Outre l’intervention d’AMO, Bantal a demandé à trois artistes et créateurs de réagir à la ville qui, à son tour, est en permanence influencée par les changements apportés par le numérique. « S’agissant d’innovation, nous avons intérêt à être critiques », déclare-t-il. L’artiste Dries Depoorter a installé sur la Martelarenplein un ‘Surveillance speaker’, un haut-parleur qui, au-delà d’observer, répète également à voix haute ce qu’il enregistre. Harry Nuriev, quant à lui, propose quatre robots nettoyeurs installés sur de grandes sculptures transparentes – des robots que nous faisons entrer dans nos maisons et qui collectent de plus en plus de données. Son propos est que personne n’est à l’abri du changement, mais qu’on peut également trouver de la beauté dans cette perte de contrôle.

Et enfin, Studio LA embarque l’historique impasse du Hanengang dans une folie en miroir : l’installation ‘Mirror, mirror, on the wall, who’s the fairest of them all’ mise sur l’expérience d’une ‘auto-réflexion’. L’œuvre mise sur le sentiment d’être observé en permanence – un élément encore renforcé par l’évolution et la croissance du numérique et de la technologie.

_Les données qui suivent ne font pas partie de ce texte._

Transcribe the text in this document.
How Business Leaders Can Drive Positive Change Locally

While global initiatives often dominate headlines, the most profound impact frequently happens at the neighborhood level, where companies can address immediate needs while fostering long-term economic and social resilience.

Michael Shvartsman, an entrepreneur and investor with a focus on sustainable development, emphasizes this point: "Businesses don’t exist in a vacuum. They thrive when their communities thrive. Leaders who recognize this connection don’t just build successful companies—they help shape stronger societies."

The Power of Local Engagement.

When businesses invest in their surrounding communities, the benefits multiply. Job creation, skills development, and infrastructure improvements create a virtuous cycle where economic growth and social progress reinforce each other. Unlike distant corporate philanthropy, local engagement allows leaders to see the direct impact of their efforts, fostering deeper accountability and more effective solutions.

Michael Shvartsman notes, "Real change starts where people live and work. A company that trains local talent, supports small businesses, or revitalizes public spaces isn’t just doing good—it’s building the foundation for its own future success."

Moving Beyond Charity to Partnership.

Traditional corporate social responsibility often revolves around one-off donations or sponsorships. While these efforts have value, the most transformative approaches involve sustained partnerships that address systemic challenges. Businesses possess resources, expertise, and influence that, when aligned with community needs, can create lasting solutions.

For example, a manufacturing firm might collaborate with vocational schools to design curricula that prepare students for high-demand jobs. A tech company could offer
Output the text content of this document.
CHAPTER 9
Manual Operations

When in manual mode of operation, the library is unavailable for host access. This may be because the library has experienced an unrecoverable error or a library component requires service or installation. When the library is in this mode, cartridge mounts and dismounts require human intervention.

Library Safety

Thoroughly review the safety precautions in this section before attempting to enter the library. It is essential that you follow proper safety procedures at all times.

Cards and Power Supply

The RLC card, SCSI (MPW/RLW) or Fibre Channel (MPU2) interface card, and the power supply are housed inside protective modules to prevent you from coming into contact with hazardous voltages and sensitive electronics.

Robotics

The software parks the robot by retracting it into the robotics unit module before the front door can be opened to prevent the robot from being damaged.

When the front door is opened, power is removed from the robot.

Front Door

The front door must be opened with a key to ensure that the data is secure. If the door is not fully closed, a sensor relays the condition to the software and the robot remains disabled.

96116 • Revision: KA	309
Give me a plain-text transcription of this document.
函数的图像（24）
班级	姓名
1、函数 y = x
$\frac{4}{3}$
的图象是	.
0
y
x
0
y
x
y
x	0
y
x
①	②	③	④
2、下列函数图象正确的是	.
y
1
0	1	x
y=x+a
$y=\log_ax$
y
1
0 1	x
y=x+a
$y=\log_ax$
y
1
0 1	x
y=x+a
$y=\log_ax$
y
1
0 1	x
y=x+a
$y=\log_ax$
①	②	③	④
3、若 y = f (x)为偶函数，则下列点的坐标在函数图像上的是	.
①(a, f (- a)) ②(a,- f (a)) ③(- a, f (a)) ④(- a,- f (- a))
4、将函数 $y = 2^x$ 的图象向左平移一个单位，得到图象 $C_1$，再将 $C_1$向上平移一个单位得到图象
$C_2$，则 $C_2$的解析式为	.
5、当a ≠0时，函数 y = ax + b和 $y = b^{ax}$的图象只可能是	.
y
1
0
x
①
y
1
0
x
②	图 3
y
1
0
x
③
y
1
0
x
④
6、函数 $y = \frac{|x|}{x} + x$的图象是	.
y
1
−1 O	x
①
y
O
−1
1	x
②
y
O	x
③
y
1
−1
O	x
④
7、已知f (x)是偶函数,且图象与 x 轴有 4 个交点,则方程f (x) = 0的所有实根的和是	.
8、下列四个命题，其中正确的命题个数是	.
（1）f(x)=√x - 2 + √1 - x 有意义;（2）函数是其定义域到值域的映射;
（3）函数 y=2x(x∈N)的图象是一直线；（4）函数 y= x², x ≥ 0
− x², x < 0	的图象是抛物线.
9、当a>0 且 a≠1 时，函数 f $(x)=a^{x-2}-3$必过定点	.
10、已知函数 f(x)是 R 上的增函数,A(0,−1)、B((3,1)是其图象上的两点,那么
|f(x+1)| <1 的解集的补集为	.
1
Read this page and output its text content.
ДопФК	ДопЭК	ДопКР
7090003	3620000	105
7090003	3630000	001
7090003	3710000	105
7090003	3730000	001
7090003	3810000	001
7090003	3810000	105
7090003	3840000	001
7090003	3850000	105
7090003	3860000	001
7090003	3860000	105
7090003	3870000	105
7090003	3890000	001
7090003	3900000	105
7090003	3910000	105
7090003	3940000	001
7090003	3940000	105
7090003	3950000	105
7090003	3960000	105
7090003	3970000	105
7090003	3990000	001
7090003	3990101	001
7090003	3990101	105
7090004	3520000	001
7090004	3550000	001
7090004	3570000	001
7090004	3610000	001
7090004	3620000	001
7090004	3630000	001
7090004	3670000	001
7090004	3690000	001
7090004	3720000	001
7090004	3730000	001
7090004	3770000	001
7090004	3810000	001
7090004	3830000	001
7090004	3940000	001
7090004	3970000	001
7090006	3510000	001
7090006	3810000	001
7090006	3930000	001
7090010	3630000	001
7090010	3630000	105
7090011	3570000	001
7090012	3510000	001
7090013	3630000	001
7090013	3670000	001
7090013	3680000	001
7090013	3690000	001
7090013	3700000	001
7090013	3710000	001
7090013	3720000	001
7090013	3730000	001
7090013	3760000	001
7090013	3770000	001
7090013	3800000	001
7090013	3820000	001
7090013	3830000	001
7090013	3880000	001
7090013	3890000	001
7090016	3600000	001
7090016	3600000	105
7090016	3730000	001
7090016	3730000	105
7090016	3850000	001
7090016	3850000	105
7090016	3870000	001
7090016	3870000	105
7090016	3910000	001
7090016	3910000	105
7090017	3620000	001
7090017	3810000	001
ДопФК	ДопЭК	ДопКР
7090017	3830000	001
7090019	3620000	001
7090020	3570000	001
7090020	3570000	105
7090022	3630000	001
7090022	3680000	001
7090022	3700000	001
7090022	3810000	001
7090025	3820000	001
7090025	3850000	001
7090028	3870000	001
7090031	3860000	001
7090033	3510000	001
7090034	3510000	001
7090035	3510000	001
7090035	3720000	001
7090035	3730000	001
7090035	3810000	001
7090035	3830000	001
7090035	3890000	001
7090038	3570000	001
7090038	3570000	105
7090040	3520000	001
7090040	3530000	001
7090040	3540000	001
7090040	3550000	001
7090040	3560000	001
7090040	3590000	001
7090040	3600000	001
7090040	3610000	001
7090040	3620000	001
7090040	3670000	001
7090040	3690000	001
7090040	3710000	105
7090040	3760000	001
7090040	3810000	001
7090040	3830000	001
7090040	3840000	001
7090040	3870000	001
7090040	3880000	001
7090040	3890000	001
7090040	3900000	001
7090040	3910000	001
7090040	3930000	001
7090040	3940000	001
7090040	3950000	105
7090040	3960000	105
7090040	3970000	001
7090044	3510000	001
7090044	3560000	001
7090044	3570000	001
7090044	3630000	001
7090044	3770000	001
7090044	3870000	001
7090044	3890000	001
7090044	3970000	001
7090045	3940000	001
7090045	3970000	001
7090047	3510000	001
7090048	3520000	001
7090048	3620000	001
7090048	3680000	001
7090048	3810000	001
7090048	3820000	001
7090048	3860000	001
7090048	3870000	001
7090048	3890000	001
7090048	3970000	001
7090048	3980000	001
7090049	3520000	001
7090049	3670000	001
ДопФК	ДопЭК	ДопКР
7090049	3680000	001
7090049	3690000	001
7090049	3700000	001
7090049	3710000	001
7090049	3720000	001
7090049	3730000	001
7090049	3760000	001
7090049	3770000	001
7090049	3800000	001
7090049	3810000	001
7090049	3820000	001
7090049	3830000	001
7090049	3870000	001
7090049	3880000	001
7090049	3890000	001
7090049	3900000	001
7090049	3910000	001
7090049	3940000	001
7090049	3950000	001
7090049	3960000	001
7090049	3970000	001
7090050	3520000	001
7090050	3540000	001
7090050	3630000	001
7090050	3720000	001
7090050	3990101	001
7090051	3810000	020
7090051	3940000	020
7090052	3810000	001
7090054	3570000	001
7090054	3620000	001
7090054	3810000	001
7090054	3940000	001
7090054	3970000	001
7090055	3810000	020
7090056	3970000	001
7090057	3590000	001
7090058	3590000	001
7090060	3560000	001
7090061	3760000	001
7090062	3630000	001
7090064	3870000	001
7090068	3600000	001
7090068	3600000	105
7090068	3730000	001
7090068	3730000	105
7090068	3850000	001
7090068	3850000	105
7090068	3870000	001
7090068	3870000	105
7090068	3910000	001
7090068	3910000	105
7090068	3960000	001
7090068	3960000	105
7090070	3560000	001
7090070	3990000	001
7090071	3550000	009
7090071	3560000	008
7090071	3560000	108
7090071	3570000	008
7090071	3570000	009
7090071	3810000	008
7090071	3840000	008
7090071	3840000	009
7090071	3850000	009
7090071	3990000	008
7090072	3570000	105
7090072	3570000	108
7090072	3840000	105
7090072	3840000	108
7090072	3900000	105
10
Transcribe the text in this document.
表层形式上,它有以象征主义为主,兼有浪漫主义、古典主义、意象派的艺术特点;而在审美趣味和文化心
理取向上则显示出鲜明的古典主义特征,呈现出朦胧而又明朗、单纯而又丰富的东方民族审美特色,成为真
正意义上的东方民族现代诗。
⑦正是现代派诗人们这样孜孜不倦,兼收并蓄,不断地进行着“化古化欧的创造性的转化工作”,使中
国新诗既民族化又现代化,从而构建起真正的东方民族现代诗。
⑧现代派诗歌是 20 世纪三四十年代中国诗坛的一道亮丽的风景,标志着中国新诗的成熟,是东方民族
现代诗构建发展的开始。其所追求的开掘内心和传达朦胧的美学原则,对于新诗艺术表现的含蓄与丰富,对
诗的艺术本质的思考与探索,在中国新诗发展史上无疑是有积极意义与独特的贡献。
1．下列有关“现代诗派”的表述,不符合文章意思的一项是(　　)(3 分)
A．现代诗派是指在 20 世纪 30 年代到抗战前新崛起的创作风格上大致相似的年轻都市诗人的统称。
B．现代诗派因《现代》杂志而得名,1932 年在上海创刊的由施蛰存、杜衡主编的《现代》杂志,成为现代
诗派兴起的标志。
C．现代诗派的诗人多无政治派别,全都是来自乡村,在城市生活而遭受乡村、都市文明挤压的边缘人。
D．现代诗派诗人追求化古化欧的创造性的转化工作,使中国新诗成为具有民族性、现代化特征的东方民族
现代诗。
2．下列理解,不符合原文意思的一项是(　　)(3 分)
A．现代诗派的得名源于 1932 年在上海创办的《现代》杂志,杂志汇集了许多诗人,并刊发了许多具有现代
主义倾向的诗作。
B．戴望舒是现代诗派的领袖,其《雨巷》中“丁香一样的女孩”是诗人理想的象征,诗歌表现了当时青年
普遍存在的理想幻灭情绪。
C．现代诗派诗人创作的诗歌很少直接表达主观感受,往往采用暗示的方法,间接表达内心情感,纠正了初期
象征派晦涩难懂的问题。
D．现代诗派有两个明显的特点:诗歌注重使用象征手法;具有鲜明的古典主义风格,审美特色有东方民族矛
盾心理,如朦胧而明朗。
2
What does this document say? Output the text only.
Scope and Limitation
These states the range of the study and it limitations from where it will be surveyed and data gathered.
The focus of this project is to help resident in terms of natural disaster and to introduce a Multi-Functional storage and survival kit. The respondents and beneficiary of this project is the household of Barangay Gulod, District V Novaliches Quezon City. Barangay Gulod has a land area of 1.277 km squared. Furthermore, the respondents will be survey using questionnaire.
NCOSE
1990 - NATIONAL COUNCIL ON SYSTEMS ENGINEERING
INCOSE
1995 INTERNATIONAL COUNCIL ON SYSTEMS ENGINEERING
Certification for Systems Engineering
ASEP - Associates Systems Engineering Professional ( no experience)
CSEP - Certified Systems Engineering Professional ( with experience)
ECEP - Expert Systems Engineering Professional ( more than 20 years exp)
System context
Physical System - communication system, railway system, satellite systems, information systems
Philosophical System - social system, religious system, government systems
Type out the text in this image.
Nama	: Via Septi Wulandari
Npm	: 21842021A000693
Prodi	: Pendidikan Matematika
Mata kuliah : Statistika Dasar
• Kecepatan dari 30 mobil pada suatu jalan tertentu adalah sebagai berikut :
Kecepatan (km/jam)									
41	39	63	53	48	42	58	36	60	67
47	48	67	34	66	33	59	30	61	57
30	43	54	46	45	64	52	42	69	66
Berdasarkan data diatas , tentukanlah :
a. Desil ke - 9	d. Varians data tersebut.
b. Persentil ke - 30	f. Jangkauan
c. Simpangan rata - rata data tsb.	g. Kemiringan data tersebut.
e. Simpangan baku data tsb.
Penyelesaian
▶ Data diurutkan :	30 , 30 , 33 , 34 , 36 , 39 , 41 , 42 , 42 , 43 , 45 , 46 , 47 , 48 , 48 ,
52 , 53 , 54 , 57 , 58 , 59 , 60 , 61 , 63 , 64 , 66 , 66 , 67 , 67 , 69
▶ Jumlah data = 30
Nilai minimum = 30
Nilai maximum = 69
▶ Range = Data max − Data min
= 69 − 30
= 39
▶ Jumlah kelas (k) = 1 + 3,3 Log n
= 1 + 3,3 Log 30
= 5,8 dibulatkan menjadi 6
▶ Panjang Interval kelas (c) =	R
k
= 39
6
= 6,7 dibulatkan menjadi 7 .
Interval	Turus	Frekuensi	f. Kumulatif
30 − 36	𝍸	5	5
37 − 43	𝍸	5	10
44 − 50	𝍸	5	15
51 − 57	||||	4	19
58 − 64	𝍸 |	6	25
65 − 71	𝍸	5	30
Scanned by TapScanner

Nous regardons-nous encore ? Voyons-nous encore qui nous sommes et les différentes identités que nous avons ?

Pendant quatre jours et quatre nuits, par un mix de disciplines se fertilisant l’une l’autre, de conférenciers belges et internationaux, le festival And& fut une plate-forme d’étude de l’impact de l’innovation sur la vie urbaine. « Ce festival ne doit pas être un événement unique ; il doit être un point de départ pour de nouveaux plans, idées ou réseaux », précise le président Peter Goiris. Après l’édition très prometteuse de cette année, on attend impatiemment la prochaine, en 2020.